Вечером она сказала матери:

– Значит, вот так: судиться и сволочиться с тобой я не буду. На это нужны время и вдохновение, а мне все это пригодится для другого дела… Не хочешь жить нормально – давай размениваться.

– Еще чего! – мать возбужденно улыбалась. – Я не для того квартиру зарабатывала, чтоб по ветру ее размотать!

О том, как она зарабатывала эту квартиру, до сих пор ходили легенды в жилищном отделе горсовета. И долго еще после происшествия кто-нибудь из чиновников посреди совещания оборачивался к другому, прицокивал языком, подмигивал, говорил шепотом:

– Адыл Нигматович, я как вспомню: ка-акая же-енщина, а? Груди-то видали, прям антоновка, золотой налив!.. Как думаете, она вправду с четвертого этажа сиганула бы?

– Э-э-э! – морщился Адыл Нигматович. – Глуп-сти! Тот дженчина просто бандитка некультурный, больше ничего. Какой воспитаний у него, а? Вишел голий на балкон, дочкя на перил садил… Кричал – сам прыгну, дочкя ронять буду!.. Гришя, подумай сам – зачем горсовет такой скандал! Пусть уже сидит в тот квартир, самашедчий дженчина!

– Ты у меня отсюда бесплатно вылетишь, вместе с картинками, ветер в ушах запоет!
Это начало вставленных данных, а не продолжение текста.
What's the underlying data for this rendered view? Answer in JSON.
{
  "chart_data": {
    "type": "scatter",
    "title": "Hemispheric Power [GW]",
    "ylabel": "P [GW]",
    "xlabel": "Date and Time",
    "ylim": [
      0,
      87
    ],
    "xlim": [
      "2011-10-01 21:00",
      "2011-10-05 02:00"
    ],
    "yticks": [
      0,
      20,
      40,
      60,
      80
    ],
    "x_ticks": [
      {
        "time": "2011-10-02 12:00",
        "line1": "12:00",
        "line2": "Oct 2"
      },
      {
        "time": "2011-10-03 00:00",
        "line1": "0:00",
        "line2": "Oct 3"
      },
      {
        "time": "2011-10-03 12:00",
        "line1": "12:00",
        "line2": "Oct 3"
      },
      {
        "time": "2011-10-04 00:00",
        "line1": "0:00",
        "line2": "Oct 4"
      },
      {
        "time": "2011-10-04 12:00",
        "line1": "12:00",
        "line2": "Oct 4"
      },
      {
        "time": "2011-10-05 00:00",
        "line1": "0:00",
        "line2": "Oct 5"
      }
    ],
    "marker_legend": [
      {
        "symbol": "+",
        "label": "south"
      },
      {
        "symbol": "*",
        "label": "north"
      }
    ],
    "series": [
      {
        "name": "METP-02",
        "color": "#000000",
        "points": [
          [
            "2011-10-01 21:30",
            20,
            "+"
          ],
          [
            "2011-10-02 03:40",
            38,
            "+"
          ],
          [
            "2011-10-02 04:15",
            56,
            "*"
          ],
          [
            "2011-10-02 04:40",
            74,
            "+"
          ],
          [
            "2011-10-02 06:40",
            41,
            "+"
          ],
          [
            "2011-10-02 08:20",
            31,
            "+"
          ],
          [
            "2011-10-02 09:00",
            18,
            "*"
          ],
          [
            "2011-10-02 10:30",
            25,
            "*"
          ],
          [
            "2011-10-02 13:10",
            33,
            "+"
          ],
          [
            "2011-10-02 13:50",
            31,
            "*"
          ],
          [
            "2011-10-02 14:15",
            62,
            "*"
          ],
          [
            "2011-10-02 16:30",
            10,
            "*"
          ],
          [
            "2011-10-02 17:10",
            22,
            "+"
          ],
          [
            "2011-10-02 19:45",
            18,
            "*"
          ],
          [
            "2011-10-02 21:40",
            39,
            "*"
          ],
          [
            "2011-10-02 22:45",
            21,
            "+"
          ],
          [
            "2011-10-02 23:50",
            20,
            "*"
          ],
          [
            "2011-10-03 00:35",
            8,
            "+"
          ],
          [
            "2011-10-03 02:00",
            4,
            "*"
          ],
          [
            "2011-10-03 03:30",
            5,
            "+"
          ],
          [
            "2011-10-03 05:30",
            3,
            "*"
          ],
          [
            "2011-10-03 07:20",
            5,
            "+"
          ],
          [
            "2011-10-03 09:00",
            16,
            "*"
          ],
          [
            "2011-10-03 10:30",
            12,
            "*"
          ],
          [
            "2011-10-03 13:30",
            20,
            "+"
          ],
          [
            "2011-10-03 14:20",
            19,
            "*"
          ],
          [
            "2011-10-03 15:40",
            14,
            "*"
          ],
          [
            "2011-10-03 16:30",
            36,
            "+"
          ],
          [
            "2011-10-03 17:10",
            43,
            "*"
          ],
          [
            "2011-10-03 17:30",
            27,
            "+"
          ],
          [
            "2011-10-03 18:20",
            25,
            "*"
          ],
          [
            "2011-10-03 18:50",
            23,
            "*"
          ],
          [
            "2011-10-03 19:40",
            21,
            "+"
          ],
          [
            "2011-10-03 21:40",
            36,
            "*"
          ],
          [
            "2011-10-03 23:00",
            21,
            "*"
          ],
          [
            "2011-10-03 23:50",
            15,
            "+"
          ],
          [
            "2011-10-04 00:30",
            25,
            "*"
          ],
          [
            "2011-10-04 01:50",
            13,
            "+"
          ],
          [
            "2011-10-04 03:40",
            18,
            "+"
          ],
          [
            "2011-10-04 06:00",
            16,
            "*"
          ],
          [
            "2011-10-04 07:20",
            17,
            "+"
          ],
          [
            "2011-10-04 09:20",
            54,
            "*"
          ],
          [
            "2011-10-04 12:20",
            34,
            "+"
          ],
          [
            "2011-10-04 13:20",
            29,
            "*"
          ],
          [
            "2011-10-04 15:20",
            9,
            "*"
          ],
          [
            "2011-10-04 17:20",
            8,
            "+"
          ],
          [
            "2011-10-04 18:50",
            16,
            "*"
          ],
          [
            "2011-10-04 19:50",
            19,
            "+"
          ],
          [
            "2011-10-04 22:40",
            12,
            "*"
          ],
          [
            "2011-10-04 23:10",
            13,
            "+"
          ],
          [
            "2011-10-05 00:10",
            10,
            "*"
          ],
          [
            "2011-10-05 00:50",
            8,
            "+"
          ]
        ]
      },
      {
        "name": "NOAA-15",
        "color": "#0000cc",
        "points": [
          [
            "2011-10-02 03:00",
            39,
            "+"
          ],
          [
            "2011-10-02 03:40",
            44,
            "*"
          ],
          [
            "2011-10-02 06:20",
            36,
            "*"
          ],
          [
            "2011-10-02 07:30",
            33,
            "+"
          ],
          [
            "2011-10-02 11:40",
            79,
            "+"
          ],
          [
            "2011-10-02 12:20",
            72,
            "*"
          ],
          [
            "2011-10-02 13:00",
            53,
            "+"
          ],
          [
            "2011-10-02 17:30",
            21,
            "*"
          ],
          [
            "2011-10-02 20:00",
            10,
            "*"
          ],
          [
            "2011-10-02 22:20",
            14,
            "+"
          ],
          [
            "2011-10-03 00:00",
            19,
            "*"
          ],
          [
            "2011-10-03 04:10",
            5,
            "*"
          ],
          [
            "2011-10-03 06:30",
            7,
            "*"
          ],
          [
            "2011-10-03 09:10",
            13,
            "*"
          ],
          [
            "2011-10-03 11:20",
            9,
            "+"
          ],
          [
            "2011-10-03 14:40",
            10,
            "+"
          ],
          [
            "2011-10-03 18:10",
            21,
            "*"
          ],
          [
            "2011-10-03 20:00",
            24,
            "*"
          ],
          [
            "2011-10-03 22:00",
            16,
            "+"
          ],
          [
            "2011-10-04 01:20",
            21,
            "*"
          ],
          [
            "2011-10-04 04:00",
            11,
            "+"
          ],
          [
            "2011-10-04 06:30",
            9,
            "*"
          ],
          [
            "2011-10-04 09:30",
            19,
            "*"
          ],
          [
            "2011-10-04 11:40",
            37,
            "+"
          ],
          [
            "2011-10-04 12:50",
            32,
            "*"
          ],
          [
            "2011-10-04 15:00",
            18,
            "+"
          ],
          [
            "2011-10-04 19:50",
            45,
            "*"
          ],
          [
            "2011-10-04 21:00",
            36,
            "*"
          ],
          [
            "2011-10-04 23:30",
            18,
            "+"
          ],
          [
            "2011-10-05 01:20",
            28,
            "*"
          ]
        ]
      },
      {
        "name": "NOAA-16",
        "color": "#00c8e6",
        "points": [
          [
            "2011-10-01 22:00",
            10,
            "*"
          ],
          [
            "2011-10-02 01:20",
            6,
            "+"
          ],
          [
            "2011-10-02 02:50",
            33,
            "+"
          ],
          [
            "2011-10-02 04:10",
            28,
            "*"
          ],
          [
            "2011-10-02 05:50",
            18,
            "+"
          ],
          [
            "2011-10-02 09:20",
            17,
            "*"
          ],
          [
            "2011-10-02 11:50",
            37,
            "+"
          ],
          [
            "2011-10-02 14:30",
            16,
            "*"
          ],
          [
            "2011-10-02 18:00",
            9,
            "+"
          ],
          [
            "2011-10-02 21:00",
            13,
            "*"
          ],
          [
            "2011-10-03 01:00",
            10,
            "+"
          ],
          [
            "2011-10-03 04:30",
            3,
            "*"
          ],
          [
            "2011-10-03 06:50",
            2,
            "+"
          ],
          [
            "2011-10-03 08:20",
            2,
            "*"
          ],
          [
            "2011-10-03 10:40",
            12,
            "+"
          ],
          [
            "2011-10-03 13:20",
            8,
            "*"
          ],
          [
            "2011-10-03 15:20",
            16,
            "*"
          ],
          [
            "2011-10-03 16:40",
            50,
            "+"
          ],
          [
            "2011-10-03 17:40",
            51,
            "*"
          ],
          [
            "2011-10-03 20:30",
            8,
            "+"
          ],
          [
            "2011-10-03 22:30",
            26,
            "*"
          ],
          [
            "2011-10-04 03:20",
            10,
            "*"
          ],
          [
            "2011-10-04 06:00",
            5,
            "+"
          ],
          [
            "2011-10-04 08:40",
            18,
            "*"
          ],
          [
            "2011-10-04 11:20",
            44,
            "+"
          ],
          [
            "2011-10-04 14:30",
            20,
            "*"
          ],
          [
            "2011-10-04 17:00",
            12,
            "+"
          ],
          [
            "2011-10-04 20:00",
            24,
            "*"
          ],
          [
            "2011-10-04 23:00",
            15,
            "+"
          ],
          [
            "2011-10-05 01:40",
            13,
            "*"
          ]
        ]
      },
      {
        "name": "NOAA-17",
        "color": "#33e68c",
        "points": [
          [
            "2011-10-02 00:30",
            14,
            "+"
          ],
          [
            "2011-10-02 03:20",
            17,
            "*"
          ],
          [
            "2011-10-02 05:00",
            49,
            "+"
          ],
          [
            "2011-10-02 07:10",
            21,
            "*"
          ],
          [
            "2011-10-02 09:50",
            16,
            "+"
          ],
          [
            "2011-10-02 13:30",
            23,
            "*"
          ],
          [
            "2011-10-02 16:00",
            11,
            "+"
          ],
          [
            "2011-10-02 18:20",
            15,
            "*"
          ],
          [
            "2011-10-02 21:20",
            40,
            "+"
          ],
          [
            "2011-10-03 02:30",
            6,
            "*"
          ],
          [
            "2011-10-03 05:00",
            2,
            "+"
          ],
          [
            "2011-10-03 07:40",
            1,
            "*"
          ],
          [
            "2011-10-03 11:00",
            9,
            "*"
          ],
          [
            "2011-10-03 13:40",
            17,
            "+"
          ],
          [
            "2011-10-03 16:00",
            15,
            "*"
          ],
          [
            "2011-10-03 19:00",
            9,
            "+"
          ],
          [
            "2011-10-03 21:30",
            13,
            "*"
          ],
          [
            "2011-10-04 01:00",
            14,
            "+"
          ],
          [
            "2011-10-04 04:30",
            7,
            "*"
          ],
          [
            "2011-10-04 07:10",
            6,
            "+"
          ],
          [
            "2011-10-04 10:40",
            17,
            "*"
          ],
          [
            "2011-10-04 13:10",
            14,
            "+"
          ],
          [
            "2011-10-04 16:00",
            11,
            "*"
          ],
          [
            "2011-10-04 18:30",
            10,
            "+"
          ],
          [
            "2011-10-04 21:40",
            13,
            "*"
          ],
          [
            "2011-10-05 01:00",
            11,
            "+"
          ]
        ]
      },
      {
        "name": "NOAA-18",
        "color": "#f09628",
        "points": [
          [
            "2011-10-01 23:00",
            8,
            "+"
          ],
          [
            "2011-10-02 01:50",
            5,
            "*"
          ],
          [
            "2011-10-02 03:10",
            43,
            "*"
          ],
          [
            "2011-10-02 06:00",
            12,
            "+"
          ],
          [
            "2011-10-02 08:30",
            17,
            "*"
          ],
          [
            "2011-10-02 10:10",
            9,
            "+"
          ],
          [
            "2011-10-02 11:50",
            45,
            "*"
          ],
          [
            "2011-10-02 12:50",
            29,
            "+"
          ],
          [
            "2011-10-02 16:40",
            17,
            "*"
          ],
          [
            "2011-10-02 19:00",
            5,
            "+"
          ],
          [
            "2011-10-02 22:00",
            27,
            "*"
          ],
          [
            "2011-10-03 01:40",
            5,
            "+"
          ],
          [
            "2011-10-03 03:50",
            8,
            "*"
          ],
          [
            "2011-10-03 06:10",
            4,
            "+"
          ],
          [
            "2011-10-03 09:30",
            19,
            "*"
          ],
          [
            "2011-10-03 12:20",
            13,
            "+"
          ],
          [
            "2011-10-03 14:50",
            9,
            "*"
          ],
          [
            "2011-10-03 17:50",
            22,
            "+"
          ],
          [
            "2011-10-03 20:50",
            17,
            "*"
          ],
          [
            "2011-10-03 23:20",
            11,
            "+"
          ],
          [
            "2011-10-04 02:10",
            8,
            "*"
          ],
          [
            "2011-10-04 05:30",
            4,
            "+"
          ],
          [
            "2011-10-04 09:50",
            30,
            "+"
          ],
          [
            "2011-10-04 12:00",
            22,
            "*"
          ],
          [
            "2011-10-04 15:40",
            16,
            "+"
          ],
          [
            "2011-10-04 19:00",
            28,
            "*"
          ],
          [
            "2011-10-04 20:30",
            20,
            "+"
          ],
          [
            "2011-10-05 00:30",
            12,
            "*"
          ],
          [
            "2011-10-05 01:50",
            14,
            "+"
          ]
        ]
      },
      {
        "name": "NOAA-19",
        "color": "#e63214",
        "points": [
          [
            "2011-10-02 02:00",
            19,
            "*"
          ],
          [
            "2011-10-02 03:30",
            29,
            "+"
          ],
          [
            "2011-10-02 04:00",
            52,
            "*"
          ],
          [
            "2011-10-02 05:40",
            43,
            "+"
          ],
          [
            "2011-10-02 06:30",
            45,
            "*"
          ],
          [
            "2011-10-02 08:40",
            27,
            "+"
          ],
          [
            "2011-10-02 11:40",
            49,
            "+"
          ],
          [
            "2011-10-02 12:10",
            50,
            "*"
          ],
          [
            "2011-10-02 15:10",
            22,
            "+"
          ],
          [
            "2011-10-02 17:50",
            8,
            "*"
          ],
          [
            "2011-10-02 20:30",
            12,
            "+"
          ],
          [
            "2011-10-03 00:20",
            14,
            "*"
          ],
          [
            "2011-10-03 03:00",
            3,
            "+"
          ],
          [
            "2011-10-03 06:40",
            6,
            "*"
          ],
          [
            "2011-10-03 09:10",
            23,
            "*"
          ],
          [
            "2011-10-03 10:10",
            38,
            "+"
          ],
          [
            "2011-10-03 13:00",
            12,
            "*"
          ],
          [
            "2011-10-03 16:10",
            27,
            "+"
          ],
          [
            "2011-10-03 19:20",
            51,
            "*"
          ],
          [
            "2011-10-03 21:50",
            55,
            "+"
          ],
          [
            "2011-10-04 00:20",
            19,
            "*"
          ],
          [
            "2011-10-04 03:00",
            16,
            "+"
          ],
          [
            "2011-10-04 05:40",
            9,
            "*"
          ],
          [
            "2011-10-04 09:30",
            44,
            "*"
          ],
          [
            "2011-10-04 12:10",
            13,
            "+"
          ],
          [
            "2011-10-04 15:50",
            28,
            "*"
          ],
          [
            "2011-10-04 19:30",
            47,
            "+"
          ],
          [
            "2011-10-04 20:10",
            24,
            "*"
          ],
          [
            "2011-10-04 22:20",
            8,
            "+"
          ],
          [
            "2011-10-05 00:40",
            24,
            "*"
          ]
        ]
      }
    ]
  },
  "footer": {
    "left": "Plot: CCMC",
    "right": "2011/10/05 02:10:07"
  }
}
«Портрет бы с тебя, стервы, писать, – подумала Вера. – Уж больно живописна в яркой косыночке на рыжей завивке, в оранжевой этой кофте… Посадить у окна, чтобы свет – слева, а фон приглушенный, пожалуй, серовато-синий… Тогда лицо приобретет сияющий зеленоватый оттенок, дополнительный к красному, яркому… Та-ак… Свет от окна освещенную часть лица сделает холоднее, чем затемненную… а на той будет рефлекс от теплых оттенков обоев… Хм… так-так… аккорды зеленого и красного повторить в одежде… да… и более глухими отголосками на спинке стула… и тогда среда наполнится энергией двух этих цветов, из которых возникнет живописная ткань портрета…»

Ну чего не жить как люди?

Вслух она сказала:

– Ну смотри, не обижайся…

Мать театрально захохотала.

2

Из большой и горластой семьи Щегловых – одних детей было трое, да мать с отцом, да тетя Наташа с сыном Володей, и все жили дружно и суматошно в двух комнатах в коммуналке на Васильевском острове, Четвертая линия, – так вот, из всех Щегловых в живых после блокады остались восьмилетняя Катя и брат Саша.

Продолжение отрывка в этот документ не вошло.